Um homem sozinho chora em um cruzamento movimentado na Cidade do México, ignorado pela multidão. Esta cena – filmada em uma longa tomada – é o ponto de partida e a síntese de “Pornomelancolia”, longa de estreia do argentino Manuel Abramovich. Exibido no Festival Internacional de Cinema de Karlovy Vary depois de estrear em San Sebastian, o polêmico docudrama aborda a solidão contemporânea e o sexo performativo de forma potente, ainda que seu ritmo soporífero possa limitar sua vida fora do circuito dos festivais.  

O homem em questão é Lalo (Lalo Santos), um operário que, nas horas vagas, publica vídeos eróticos amadores nas redes sociais.

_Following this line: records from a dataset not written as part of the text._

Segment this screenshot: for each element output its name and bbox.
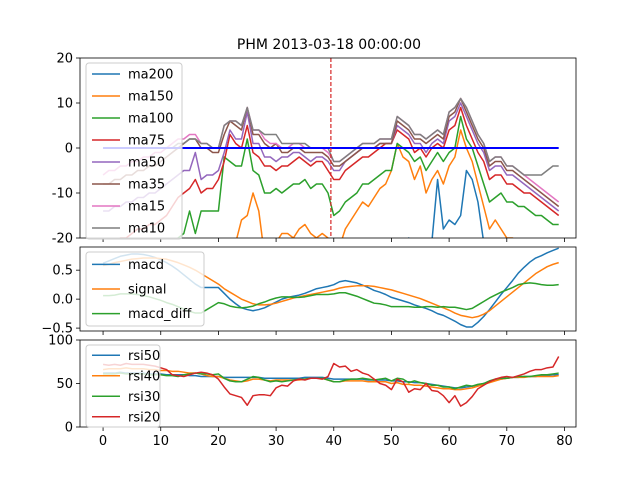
xtick-label: 0 — [99, 434, 107, 449]
legend-label-rsi30: rsi30 — [128, 390, 160, 405]
ytick-label: 10 — [56, 97, 73, 112]
legend-label-macd_diff: macd_diff — [128, 307, 192, 322]
legend-label-ma150: ma150 — [128, 90, 173, 105]
ytick-label: -20 — [52, 232, 73, 247]
legend: ma200 ma150 ma100 ma75 ma50 ma35 ma15 ma10 — [85, 62, 183, 240]
legend: rsi50 rsi40 rsi30 rsi20 — [85, 344, 161, 428]
xtick-label: 60 — [441, 434, 458, 449]
xtick-label: 70 — [499, 434, 516, 449]
legend-label-signal: signal — [128, 283, 166, 298]
legend-label-ma35: ma35 — [128, 178, 165, 193]
axes-frame — [79, 246, 577, 332]
xtick-label: 20 — [210, 434, 227, 449]
series-line-ma150 — [236, 129, 514, 238]
panel-macd: −0.5 0.0 0.5 macd signal macd_diff — [41, 246, 577, 337]
series-line-ma200 — [407, 169, 484, 238]
chart-title: PHM 2013-03-18 00:00:00 — [237, 37, 421, 53]
legend-label-ma75: ma75 — [128, 134, 165, 149]
ytick-label: 0 — [65, 142, 73, 157]
ytick-label: −0.5 — [41, 322, 73, 337]
legend-box — [85, 62, 183, 240]
legend-label-macd: macd — [128, 258, 164, 273]
legend-box — [85, 344, 161, 428]
ytick-label: 100 — [48, 334, 73, 349]
legend-label-ma50: ma50 — [128, 156, 165, 171]
ytick-label: 0.0 — [52, 293, 73, 308]
axes-frame — [79, 339, 577, 428]
legend-label-ma15: ma15 — [128, 200, 165, 215]
ytick-label: -10 — [52, 187, 73, 202]
panel-moving-averages: -20-1001020ma200ma150ma100ma75ma50ma35ma… — [52, 52, 577, 247]
xtick-label: 30 — [268, 434, 285, 449]
ytick-label: 0.5 — [52, 264, 73, 279]
legend-label-ma200: ma200 — [128, 68, 173, 83]
legend-label-rsi20: rsi20 — [128, 410, 160, 425]
legend-box — [85, 251, 205, 327]
xtick-label: 50 — [383, 434, 400, 449]
ytick-label: 0 — [65, 421, 73, 436]
legend-label-rsi50: rsi50 — [128, 349, 160, 364]
series-line-rsi20 — [102, 356, 560, 407]
ytick-label: 20 — [56, 52, 73, 67]
legend-label-rsi40: rsi40 — [128, 369, 160, 384]
panels: -20-1001020ma200ma150ma100ma75ma50ma35ma… — [41, 52, 577, 449]
legend-label-ma100: ma100 — [128, 112, 173, 127]
axes-frame — [79, 57, 577, 239]
ytick-label: 50 — [56, 377, 73, 392]
legend-label-ma10: ma10 — [128, 222, 165, 237]
xtick-label: 40 — [325, 434, 342, 449]
xtick-label: 80 — [556, 434, 573, 449]
legend: macd signal macd_diff — [85, 251, 205, 327]
plot-area — [102, 356, 560, 407]
xtick-label: 10 — [152, 434, 169, 449]
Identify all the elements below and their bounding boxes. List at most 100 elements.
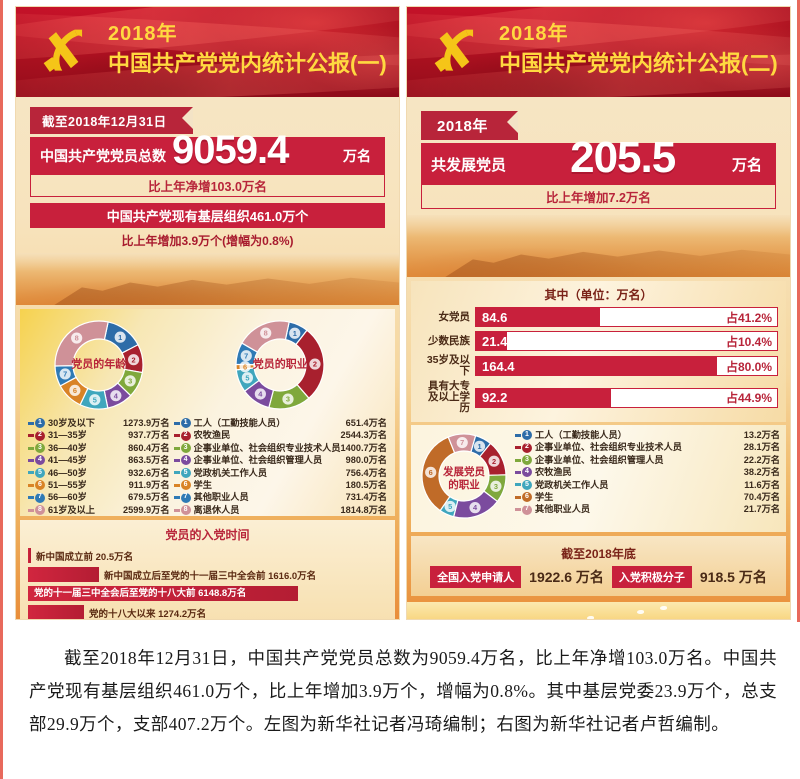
svg-text:5: 5: [448, 502, 452, 511]
legend-label: 41—45岁: [48, 455, 87, 466]
job-legend-row: 7 其他职业人员 731.4万名: [173, 491, 387, 503]
breakdown-bar-row: 具有大专及以上学历 92.2 占44.9%: [419, 381, 778, 414]
legend-index-badge: 2: [35, 430, 45, 441]
legend-value: 180.5万名: [345, 480, 387, 491]
dev-job-legend-row: 1 工人（工勤技能人员） 13.2万名: [515, 429, 780, 441]
legend-label: 30岁及以下: [48, 418, 95, 428]
legend-label: 党政机关工作人员: [535, 479, 609, 490]
legend-index-badge: 2: [522, 442, 532, 453]
hero-org-band: 中国共产党现有基层组织461.0万个: [30, 203, 385, 228]
legend-index-badge: 1: [522, 430, 532, 441]
svg-text:3: 3: [286, 395, 290, 404]
breakdown-bar-percent: 占44.9%: [725, 391, 772, 405]
job-legend-row: 6 学生 180.5万名: [173, 479, 387, 491]
donut-segment-badge: 6: [69, 384, 81, 396]
donut-segment-badge: 1: [473, 440, 486, 452]
breakdown-bar-percent: 占10.4%: [725, 334, 772, 349]
legend-index-badge: 1: [35, 418, 45, 429]
legend-label: 46—50岁: [48, 467, 87, 478]
legend-value: 21.7万名: [743, 504, 780, 515]
age-legend-row: 1 30岁及以下 1273.9万名: [28, 417, 170, 429]
legend-color-dash: [28, 496, 34, 500]
age-legend-row: 8 61岁及以上 2599.9万名: [28, 504, 170, 516]
panel-right-title-group: 2018年 中国共产党党内统计公报(二): [499, 21, 782, 79]
legend-color-dash: [173, 496, 180, 500]
breakdown-bar-percent: 占80.0%: [725, 359, 772, 374]
panel-left-header: 2018年 中国共产党党内统计公报(一): [16, 7, 399, 97]
donut-segment-badge: 4: [469, 502, 481, 514]
legend-value: 1400.7万名: [340, 442, 387, 453]
legend-color-dash: [173, 421, 180, 425]
breakdown-bars: 女党员 84.6 占41.2% 少数民族 21.4 占10.4% 35岁及以下 164.4 占8…: [419, 307, 778, 414]
legend-index-badge: 5: [35, 467, 45, 478]
legend-value: 731.4万名: [345, 492, 387, 503]
age-legend-row: 5 46—50岁 932.6万名: [28, 467, 170, 479]
legend-index-badge: 5: [522, 479, 532, 490]
svg-text:7: 7: [244, 351, 248, 360]
legend-label: 61岁及以上: [48, 504, 95, 515]
legend-value: 2544.3万名: [340, 430, 387, 441]
legend-label: 企事业单位、社会组织管理人员: [193, 455, 323, 466]
dev-job-legend-row: 7 其他职业人员 21.7万名: [515, 503, 780, 515]
legend-label: 学生: [535, 492, 554, 503]
donut-segment-badge: 4: [255, 388, 267, 400]
donut-segment-badge: 3: [124, 375, 136, 387]
donut-segment-badge: 2: [309, 358, 321, 370]
hero-unit: 万名: [343, 148, 371, 164]
red-silk-ribbon: [407, 618, 790, 620]
legend-value: 2599.9万名: [123, 504, 170, 515]
donut-segment-badge: 5: [88, 394, 101, 406]
job-donut-chart: 1 2 3 45 6 7 8: [235, 320, 325, 410]
legend-index-badge: 8: [35, 505, 45, 516]
join-time-bar-row: 党的十一届三中全会后至党的十八大前 6148.8万名: [20, 586, 395, 602]
breakdown-bar-value: 92.2: [482, 390, 508, 405]
donut-segment-badge: 3: [282, 393, 294, 405]
legend-index-badge: 3: [522, 455, 532, 466]
hammer-sickle-emblem: [434, 29, 474, 72]
legend-color-dash: [28, 458, 34, 462]
header-title: 中国共产党党内统计公报(二): [499, 51, 778, 76]
hero-label: 共发展党员: [431, 156, 507, 174]
legend-value: 863.5万名: [128, 455, 170, 466]
silk-background: [407, 7, 790, 97]
legend-label: 农牧渔民: [193, 430, 231, 441]
legend-value: 1273.9万名: [123, 418, 170, 428]
hero-number: 205.5: [570, 133, 676, 182]
legend-index-badge: 2: [180, 430, 191, 441]
donut-segment-badge: 7: [240, 350, 253, 362]
legend-value: 651.4万名: [345, 418, 387, 428]
join-time-bars: 新中国成立前 20.5万名 新中国成立后至党的十一届三中全会前 1616.0万名党…: [20, 548, 395, 619]
job-legend-row: 4 企事业单位、社会组织管理人员 980.0万名: [173, 454, 387, 466]
breakdown-bar-row: 35岁及以下 164.4 占80.0%: [419, 355, 778, 377]
breakdown-bar-value: 21.4: [482, 333, 508, 349]
donut-segment-badge: 8: [260, 327, 272, 339]
donut-segment-badge: 7: [59, 368, 71, 380]
dev-job-legend-row: 6 学生 70.4万名: [515, 491, 780, 503]
donut-segment-badge: 2: [488, 455, 500, 467]
job-legend-row: 3 企事业单位、社会组织专业技术人员 1400.7万名: [173, 442, 387, 454]
donut-segment-badge: 1: [289, 327, 301, 339]
hero-sub-wrap: 比上年净增103.0万名: [30, 175, 385, 197]
legend-label: 工人（工勤技能人员）: [535, 430, 627, 440]
breakdown-bar-label: 女党员: [438, 310, 471, 323]
join-time-bar: [28, 567, 99, 583]
breakdown-bar-fill: [476, 308, 600, 326]
great-wall-illustration: [407, 215, 790, 277]
legend-value: 13.2万名: [743, 430, 780, 440]
legend-label: 企事业单位、社会组织专业技术人员: [535, 442, 682, 453]
legend-index-badge: 6: [180, 480, 191, 491]
breakdown-bar-track: 84.6 占41.2%: [475, 307, 778, 327]
job-legend-row: 2 农牧渔民 2544.3万名: [173, 429, 387, 441]
svg-text:1: 1: [293, 329, 297, 338]
legend-value: 911.9万名: [128, 480, 170, 491]
svg-text:4: 4: [473, 503, 478, 512]
svg-text:4: 4: [114, 391, 119, 400]
svg-text:1: 1: [118, 333, 122, 342]
legend-index-badge: 7: [522, 504, 532, 515]
legend-label: 企事业单位、社会组织专业技术人员: [193, 442, 341, 453]
job-legend-row: 1 工人（工勤技能人员） 651.4万名: [173, 417, 387, 429]
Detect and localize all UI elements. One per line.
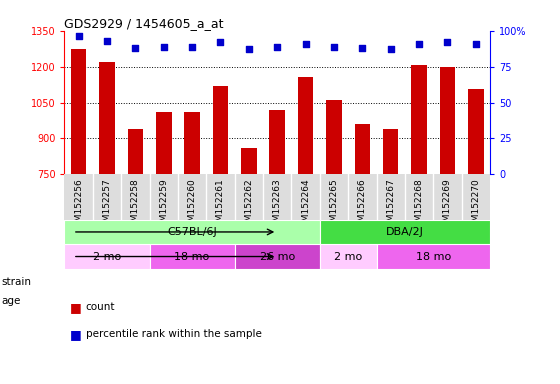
Bar [99, 62, 115, 174]
Text: age: age [2, 296, 21, 306]
Bar [468, 89, 484, 174]
Bar [235, 244, 320, 269]
Text: count: count [86, 302, 115, 312]
Text: GSM152258: GSM152258 [131, 178, 140, 233]
Bar [354, 124, 370, 174]
Text: GSM152268: GSM152268 [414, 178, 423, 233]
Text: GSM152265: GSM152265 [329, 178, 338, 233]
Text: GSM152269: GSM152269 [443, 178, 452, 233]
Point [386, 46, 395, 53]
Point [74, 33, 83, 40]
Point [414, 41, 423, 47]
Point [301, 41, 310, 47]
Bar [213, 86, 228, 174]
Text: GSM152270: GSM152270 [472, 178, 480, 233]
Point [472, 41, 480, 47]
Point [244, 46, 253, 53]
Text: GSM152262: GSM152262 [244, 178, 253, 233]
Text: 18 mo: 18 mo [175, 252, 209, 262]
Text: GSM152257: GSM152257 [102, 178, 111, 233]
Text: DBA/2J: DBA/2J [386, 227, 424, 237]
Bar [150, 244, 235, 269]
Bar [269, 110, 285, 174]
Bar [64, 244, 150, 269]
Bar [376, 244, 490, 269]
Bar [320, 244, 376, 269]
Bar [184, 112, 200, 174]
Bar [383, 129, 399, 174]
Text: GSM152260: GSM152260 [188, 178, 197, 233]
Text: GSM152264: GSM152264 [301, 178, 310, 233]
Text: GSM152261: GSM152261 [216, 178, 225, 233]
Bar [320, 220, 490, 244]
Text: 2 mo: 2 mo [334, 252, 362, 262]
Text: GSM152259: GSM152259 [159, 178, 168, 233]
Bar [298, 78, 314, 174]
Text: 2 mo: 2 mo [93, 252, 121, 262]
Text: strain: strain [2, 277, 32, 287]
Text: GSM152267: GSM152267 [386, 178, 395, 233]
Text: C57BL/6J: C57BL/6J [167, 227, 217, 237]
Point [358, 45, 367, 51]
Point [216, 39, 225, 45]
Text: ■: ■ [70, 328, 86, 341]
Point [273, 43, 282, 50]
Point [329, 43, 338, 50]
Bar [128, 129, 143, 174]
Bar [241, 148, 256, 174]
Point [159, 43, 168, 50]
Point [443, 39, 452, 45]
Bar [440, 66, 455, 174]
Bar [156, 112, 171, 174]
Text: ■: ■ [70, 301, 86, 314]
Text: GSM152266: GSM152266 [358, 178, 367, 233]
Text: GSM152263: GSM152263 [273, 178, 282, 233]
Bar [71, 49, 86, 174]
Bar [64, 220, 320, 244]
Text: GDS2929 / 1454605_a_at: GDS2929 / 1454605_a_at [64, 17, 224, 30]
Bar [411, 65, 427, 174]
Point [102, 38, 111, 44]
Text: percentile rank within the sample: percentile rank within the sample [86, 329, 262, 339]
Text: 18 mo: 18 mo [416, 252, 451, 262]
Point [131, 45, 140, 51]
Bar [326, 100, 342, 174]
Text: 26 mo: 26 mo [260, 252, 295, 262]
Point [188, 43, 197, 50]
Text: GSM152256: GSM152256 [74, 178, 83, 233]
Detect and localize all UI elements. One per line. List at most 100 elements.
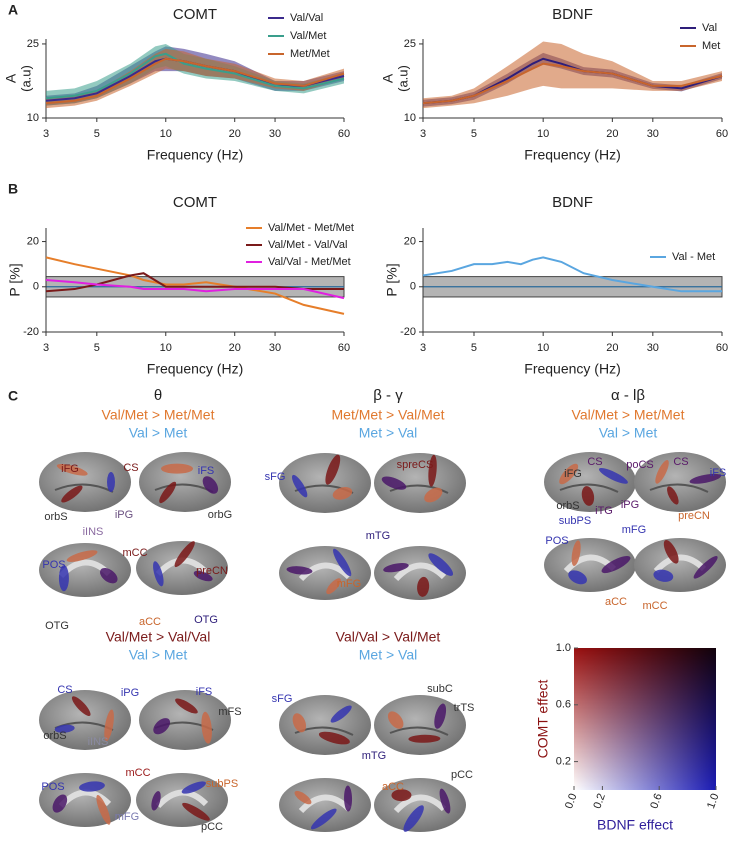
x-tick-label: 60 — [716, 342, 728, 354]
panel-heading: β - γ — [373, 387, 403, 404]
x-tick-label: 30 — [269, 128, 281, 140]
legend-label: Met/Met — [290, 48, 330, 60]
effect-region — [655, 460, 669, 484]
region-label: subPS — [206, 778, 238, 790]
region-label: OTG — [194, 614, 218, 626]
effect-region — [434, 703, 447, 729]
region-label: iTG — [595, 505, 613, 517]
effect-region — [107, 472, 115, 492]
callosum — [393, 562, 447, 582]
effect-region — [439, 788, 451, 814]
region-label: pCC — [451, 769, 473, 781]
y-tick-label: 1.0 — [556, 642, 571, 654]
sulcus — [54, 483, 114, 493]
legend-label: Val/Met - Val/Val — [268, 239, 347, 251]
effect-region — [598, 468, 628, 484]
effect-region — [79, 781, 105, 792]
brain — [279, 778, 371, 832]
brain — [39, 452, 131, 512]
series-line — [45, 52, 345, 100]
region-label: iINS — [83, 526, 104, 538]
region-label: mFG — [115, 811, 139, 823]
effect-region — [56, 463, 88, 476]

Ele acaba selecionado para a produção de um filme pornô, se envolvendo completamente com esse universo. Porém, quando se trata de vender sexualidade, nem tudo é prazer – e Lalo se vê confrontando seus profundos desconfortos emocionais. 

A proposta de um filme retratando um ator pornô pode parecer indecente, mas para além da polêmica, é notória a vontade de “Pornomelancolia” de construir um lugar para se falar de sexo sem apelar para imagens explícitas do ato em si. Atendo-se somente à nudez, o longa se foca na periferia da sexualidade, mostrando os momentos em que o tédio, solidão e a rotina exercem tanta (ou mais) influência na libido quanto o desejo.  

IDENTIDADE E PERFORMANCE 

No caso de Lalo, ele aparece como uma pessoa particularmente suscetível a sentir tudo isso. O filme o mostra como um gay aparentemente desconectado da comunidade LGBT em meio a um ambiente extremamente heteronormativo. Não é à toa que ele se vê atraído a transas anônimas e aos vídeos pornôs de si mesmo: eles se tornam a sua forma de viver sua identidade sexual.  

Como eles só servem para aliviar temporariamente o profundo estado de isolamento e tristeza, seu efeito é similar ao de uma droga. No afã de conseguir mais, o que Lalo começa como uma forma de expressão vira uma performance de sexualidade e também de masculinidade. Em longas sessões de fotos, Lalo se transforma em diferentes personas – operário, vaqueiro, ciclista – para atrair a atenção (e o dinheiro) de outros homens.  

RISCOS DENTRO E FORA DA TELA 

Abramovich já teria um filme competente (ainda que limitado) se focasse somente na história de Lalo, mas ele enriquece “Pornomelancolia” colocando o personagem principal em contextos além do pessoal. Em particular, o lado econômico da vida dos atores pornôs de hoje em dia – tocando nos ganhos com prostituição e no fenômeno causado pela plataforma adulta OnlyFans – ganha destaque aqui.  

No entanto, subtextos à parte, os 98 minutos de projeção do filme se arrastam, com várias cenas que se estendem e muitas que se assemelham a outras. Por um lado, essa decisão se alinha ao fato de que Lalo repete as mesmas ações – fotos explícitas, interações online com fãs, etc – na esperança de que elas provenham algo novo que o tire do seu estupor. Por outro, ela arrisca aborrecer certas partes do público.  

À época de sua estreia, o filme se tornou controverso quando Lalo comentou nas redes sociais ter se arrependido de participar da produção por conta da extrema exposição à qual se sujeitou. Abramovich deu entrevista se mostrando surpreso com essa atitude, mas há algo de empático em compreender uma pessoa não gostar de ver um lado tão cru de sua personalidade imortalizado em celuloide.  

Mesmo nesse contexto, “Pornomelancolia” merece ser visto pelo olhar ousado em cima de um personagem bastante presente na vida contemporânea – o ator pornô -, mas pouco abordado no cinema. Ao final, a nudez de Lalo que mais fica com o espectador não é a física, mas a emocional.